Webarchive

This is a CUI tool for sending URIs to public web archiving tools such as web.archive.org and archive.today.

Requests are throttled.

Rationale

This tool's motivation is simple - increased availability by redundancy. Your favorite web archiving service might be down at some point in time, or blocked by certain websites. Use 2 or more services to archive something, and your archive will be safe if at least one of them remains available.

Browser extensions with similar functionalities might exist, but this tool might be for you when you need to archive a large number of URLs, and well, if you like CUI.

Installation

Use this line to install it:

$ gem install webarchive

Usage

Launch it with

$ webarchive

and enter URIs from the standard input.

If you have a list of URIs in a file, use pipe.

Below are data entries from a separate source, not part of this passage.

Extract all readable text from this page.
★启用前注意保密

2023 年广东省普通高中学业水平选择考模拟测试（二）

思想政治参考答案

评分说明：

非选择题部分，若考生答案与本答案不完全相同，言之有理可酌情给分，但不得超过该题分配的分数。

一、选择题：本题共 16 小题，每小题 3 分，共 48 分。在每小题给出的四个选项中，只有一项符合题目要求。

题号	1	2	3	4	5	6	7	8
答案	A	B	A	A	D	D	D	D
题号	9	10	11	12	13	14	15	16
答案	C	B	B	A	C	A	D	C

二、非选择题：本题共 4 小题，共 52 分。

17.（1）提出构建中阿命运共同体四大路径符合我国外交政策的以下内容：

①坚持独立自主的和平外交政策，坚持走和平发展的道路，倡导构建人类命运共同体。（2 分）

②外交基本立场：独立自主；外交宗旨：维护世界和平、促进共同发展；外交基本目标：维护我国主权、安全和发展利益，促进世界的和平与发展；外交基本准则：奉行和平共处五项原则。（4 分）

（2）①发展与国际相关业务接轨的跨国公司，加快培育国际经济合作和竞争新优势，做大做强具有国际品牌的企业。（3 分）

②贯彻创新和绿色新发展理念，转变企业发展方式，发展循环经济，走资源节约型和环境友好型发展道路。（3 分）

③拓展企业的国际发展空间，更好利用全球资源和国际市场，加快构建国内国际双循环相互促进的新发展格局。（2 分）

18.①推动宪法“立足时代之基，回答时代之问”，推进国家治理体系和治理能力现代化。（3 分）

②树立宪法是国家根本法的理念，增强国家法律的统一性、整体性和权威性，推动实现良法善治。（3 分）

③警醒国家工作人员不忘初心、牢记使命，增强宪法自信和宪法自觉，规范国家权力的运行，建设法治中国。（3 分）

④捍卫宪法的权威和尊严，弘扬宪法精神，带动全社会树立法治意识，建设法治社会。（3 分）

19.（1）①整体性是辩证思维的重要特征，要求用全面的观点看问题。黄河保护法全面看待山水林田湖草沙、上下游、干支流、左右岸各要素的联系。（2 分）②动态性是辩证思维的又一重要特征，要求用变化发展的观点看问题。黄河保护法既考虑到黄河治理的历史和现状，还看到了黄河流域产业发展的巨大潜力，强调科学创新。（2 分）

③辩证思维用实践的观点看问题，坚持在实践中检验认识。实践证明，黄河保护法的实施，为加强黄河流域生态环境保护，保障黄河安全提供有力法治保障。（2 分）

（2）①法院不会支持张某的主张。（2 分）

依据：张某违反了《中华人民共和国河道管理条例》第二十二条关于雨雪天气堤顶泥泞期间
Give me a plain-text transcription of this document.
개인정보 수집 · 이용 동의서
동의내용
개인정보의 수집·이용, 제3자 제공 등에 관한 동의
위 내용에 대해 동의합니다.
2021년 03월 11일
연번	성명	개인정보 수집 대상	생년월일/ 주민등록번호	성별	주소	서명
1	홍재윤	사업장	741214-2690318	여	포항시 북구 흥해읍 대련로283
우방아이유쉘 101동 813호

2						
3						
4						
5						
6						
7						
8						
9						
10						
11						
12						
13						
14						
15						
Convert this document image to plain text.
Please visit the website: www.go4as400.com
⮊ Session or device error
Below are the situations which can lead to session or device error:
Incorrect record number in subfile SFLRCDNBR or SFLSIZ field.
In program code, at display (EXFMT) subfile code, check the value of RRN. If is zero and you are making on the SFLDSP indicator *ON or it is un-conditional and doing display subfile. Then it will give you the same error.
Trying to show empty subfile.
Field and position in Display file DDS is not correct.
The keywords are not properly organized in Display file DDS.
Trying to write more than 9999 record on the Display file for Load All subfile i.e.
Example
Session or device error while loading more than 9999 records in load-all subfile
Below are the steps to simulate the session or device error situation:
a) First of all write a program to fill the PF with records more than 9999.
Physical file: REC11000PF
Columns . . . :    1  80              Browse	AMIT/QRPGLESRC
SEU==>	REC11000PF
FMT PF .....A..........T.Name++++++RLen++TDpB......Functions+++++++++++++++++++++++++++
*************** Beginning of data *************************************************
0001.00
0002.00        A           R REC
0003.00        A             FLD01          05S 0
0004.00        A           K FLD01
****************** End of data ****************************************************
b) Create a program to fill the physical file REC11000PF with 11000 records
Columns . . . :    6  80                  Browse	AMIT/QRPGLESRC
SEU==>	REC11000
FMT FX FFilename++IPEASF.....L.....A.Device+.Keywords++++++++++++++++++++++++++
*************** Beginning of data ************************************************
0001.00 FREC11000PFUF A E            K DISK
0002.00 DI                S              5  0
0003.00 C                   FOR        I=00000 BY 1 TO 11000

$ cat list.txt | webarchive

Note that, by default, this program logs all the URIs you enter into ~/.webarchive_history.

It has optional command-line parameters:

$ webarchive -h

Usage: webarchive [options]
    -w, --wait=SECONDS               wait for SECONDS between requests [default: 5.0]
    -r, --retry=N                    retry for N times when failed [default: 5]
    -t, --timeout=SECONDS            timeout after SECONDS [default: 60.0]
        --[no-]history               record history [default: enabled]
    -d, --debug                      add debug output, implies verbose
        --verbose
    -h, --help                       show help

Development

After checking out the repo, run bundle install to install dependencies. Then, run rake spec to run the tests.

To install this gem onto your local machine, run bundle exec rake install. To release a new version, update the version number in version.rb, and then run bundle exec rake release, which will create a git tag for the version, push git commits and tags, and push the .gem file to rubygems.org.

Contributing

Bug reports and pull requests are welcome at https://gitlab.com/yusuke.matsubara/webarchive.

License

The gem is available as open source under the terms of the MIT License.